Prediction of Grinding Force by an Electroplated Grinding Wheel with Orderly-Micro-Grooves

Abstract

Abstract The ability to predict a grinding force is important to control, monitor, and optimize the grinding process. Few theoretical models were developed to predict grinding forces when a structured wheel was used in a grinding process. This paper aimed to establish a single-grit cutting force model to predict the ploughing, friction and cutting forces in a grinding process. It took into the consideration of actual topography of the grinding wheel, and a theoretical grinding force model for grinding hardened AISI 52100 by the wheel with orderly-micro-grooves was proposed.
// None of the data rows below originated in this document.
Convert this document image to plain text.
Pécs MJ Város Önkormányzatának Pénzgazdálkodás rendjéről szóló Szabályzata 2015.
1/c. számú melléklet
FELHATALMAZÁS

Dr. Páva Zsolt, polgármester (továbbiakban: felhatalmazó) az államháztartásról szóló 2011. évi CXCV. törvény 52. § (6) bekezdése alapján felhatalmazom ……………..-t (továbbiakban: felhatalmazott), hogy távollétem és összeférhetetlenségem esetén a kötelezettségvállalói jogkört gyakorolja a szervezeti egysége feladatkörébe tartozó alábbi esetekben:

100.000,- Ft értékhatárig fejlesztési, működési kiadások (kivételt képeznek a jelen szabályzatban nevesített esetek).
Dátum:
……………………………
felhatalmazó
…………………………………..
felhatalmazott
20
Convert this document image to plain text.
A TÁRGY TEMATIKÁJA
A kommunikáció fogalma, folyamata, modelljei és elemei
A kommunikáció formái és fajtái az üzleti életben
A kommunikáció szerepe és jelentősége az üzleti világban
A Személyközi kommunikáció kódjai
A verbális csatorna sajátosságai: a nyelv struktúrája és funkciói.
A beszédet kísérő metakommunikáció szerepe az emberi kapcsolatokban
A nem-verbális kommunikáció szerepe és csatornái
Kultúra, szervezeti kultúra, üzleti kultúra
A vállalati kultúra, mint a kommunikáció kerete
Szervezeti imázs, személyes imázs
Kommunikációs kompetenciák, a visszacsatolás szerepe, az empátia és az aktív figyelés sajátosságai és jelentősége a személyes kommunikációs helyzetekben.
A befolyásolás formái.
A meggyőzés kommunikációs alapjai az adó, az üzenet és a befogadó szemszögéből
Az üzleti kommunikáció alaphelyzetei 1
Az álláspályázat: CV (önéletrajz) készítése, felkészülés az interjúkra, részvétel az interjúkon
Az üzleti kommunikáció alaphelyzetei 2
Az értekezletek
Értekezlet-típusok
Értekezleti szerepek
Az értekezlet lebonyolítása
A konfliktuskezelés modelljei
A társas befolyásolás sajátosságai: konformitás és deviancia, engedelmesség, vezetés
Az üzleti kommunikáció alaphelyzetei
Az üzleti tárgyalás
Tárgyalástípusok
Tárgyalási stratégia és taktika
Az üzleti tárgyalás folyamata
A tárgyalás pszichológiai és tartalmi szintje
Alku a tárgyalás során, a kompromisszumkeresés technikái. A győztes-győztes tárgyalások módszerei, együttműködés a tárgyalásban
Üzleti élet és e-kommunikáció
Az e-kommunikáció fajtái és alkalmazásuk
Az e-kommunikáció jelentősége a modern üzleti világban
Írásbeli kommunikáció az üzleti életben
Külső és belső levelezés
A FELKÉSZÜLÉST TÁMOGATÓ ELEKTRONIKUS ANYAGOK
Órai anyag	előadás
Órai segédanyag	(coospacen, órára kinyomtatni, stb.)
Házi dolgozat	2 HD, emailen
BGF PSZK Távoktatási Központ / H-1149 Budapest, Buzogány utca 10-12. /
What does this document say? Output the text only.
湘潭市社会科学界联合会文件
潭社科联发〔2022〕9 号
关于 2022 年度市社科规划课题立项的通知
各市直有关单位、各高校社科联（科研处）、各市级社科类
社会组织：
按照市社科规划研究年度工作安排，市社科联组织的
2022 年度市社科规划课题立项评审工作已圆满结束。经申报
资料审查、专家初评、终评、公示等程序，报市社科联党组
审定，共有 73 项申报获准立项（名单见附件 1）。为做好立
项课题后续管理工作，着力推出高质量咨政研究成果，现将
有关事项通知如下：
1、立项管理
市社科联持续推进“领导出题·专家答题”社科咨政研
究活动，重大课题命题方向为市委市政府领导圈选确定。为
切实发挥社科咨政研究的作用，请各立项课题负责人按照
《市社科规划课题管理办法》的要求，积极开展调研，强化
The model was innovative in the sense that it represented the random thickness of undeformed chips by a probabilistic expression, and it reflected the microstructure characteristics of the structured wheel explicitly. Note that the microstructure depended on the randomness of the protruding heights and distribution density of the grits over the wheel. The proposed force prediction model was validated by surface grinding experiments, and the results showed (1) a good agreement of the predicted and measured forces and (2) a good agreement of the changes of the grinding forces along with the changes of grinding parameters in the prediction model and experiments. This research proposed a theoretical grinding force model of an electroplated grinding wheel with orderly-micro-grooves which is accurate, reliable and effective in predicting grinding forces.